Der Lehrstuhl, an dem ich arbeite, heißt „Lehrstuhl für deutsche und französische Sprache“. Die Studenten, die Französisch studieren, sind nicht zu beneiden: ihr Land ist noch weiter weg als Deutschland, dorthin zu kommen ist noch teurer, und es gibt viel weniger Kontakte und Austauschprogramme mit Frankreich als mit Deutschland. Französisch-Muttersprachler tauchen nur selten hier auf. Als ich vor einer Weile eine französische Couchsurferin ans Institut mitbrachte, war das ein großes Ereignis.

Anfang der Woche habe ich mir in einem Musikgeschäft unweit des Opernhauses eine Stimmgabel gekauft, das einzige vorhandene Modell made in Germany. Am Dienstag kam die Stimmgabel erstmalig zum Einsatz bei der ersten Probe des Deutschen Chores, den ich am Institut gegründet habe und mit wöchentlichen Proben leiten möchte.
Ich bin kein Chorprofi, aber ich kann einen Takt schlagen, Einsätze geben und sauber singen, das genügt.
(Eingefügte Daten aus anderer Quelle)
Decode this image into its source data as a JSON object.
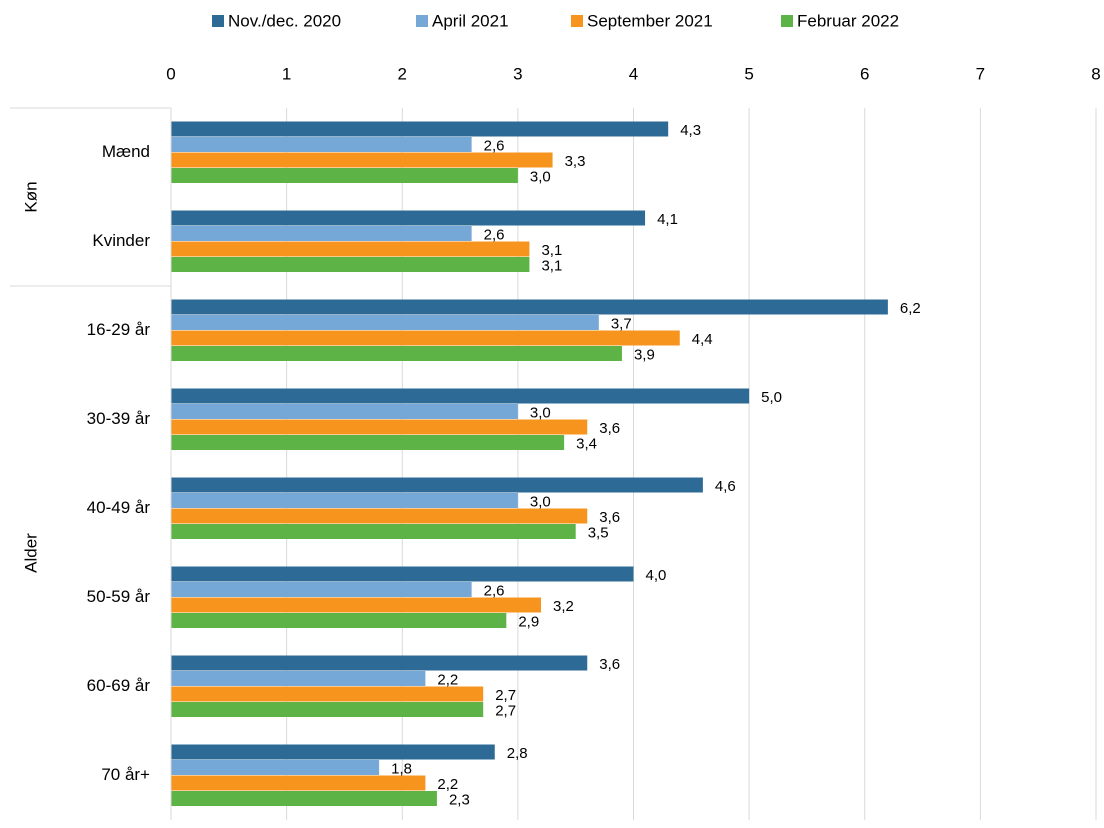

Wir sangen im Kanon „Heut kommt der Hans nachhaus“, „Feinsliebchen, du sollst mir nicht barfuß gehen“ und „Hejo, spann den Wagen an“, den 15 Studenten (und zwei Lehrerinnen) hat es wohl genauso viel Spaß gemacht wie mir und ich hoffe, dass nächste Woche zur zweiten Probe alle wiederkommen. Das Projekt „Chor“ liegt mir besonders am Herzen. Ein klein wenig verwirklicht sich für mich auf diese Weise mein Jugendtraum, Dirigent zu werden.